Background: Normal tissue complication probability (NTCP) models can be useful to estimate the risk of fibrosis after breast-conserving surgery (BCS) and radiotherapy (RT) to the breast. However, they are subject to uncertainties. We present the impact of contouring variation on the prediction of fibrosis. Materials and methods: 280 breast cancer patients treated BCS-RT were included. Nine Clinical Target Volume (CTV) contours were created for each patient: i) CTV_crop (reference), cropped 5 mm from the skin and ii) CTV_skin, uncropped and including the skin, iii) segmenting the 95% isodose (Iso95%) and iv) 3 different auto-contouring atlases generating uncropped and cropped contours (Atlas_skin/Atlas_crop).

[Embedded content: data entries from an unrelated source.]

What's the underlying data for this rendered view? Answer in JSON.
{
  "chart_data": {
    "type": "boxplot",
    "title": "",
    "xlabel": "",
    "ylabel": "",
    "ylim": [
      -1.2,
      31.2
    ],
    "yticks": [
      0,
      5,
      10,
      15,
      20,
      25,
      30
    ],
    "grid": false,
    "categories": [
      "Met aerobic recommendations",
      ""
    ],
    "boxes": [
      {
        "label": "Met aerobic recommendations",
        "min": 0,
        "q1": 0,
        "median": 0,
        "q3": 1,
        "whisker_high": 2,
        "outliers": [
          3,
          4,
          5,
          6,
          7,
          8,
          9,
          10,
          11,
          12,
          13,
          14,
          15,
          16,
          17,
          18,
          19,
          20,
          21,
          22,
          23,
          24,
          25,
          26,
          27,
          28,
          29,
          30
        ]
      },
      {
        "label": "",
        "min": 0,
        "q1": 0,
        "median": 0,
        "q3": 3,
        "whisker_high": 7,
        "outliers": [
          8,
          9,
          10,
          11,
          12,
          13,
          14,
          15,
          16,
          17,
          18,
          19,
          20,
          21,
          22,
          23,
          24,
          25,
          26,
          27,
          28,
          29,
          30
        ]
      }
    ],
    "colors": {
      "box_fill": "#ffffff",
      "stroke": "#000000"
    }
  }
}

To illustrate the impact of contour variation on NTCP estimates, we applied two equations predicting fibrosis grade ≥ 2 at 5 years, based on Lyman-Kutcher-Burman (LKB) and Relative Seriality (RS) models, respectively, to each contour. Differences were evaluated using repeated-measures ANOVA. For completeness, the association between observed fibrosis events and NTCP estimates was also evaluated using logistic regression. Results: There were minimal differences between contours when the same contouring approach was followed (cropped and uncropped). CTV_skin and Atlas_skin contours had lower NTCP estimates (−3.92%, IQR 4.00, p < 0.05) compared to CTV_crop. No significant difference was observed for Atlas_crop and Iso95% contours compared to CTV_crop. For the whole cohort, NTCP estimates varied between 5.3% and 49.5% (LKB) or 2.2% and 49.6% (RS) depending on the choice of contours. NTCP estimates for individual patients varied by up to a factor of 4. Estimates from “skin” contours showed higher agreement with observed events. Conclusion: Contour variations can lead to significantly different NTCP estimates for breast fibrosis, highlighting the importance of standardising breast contours before developing and/or applying NTCP models.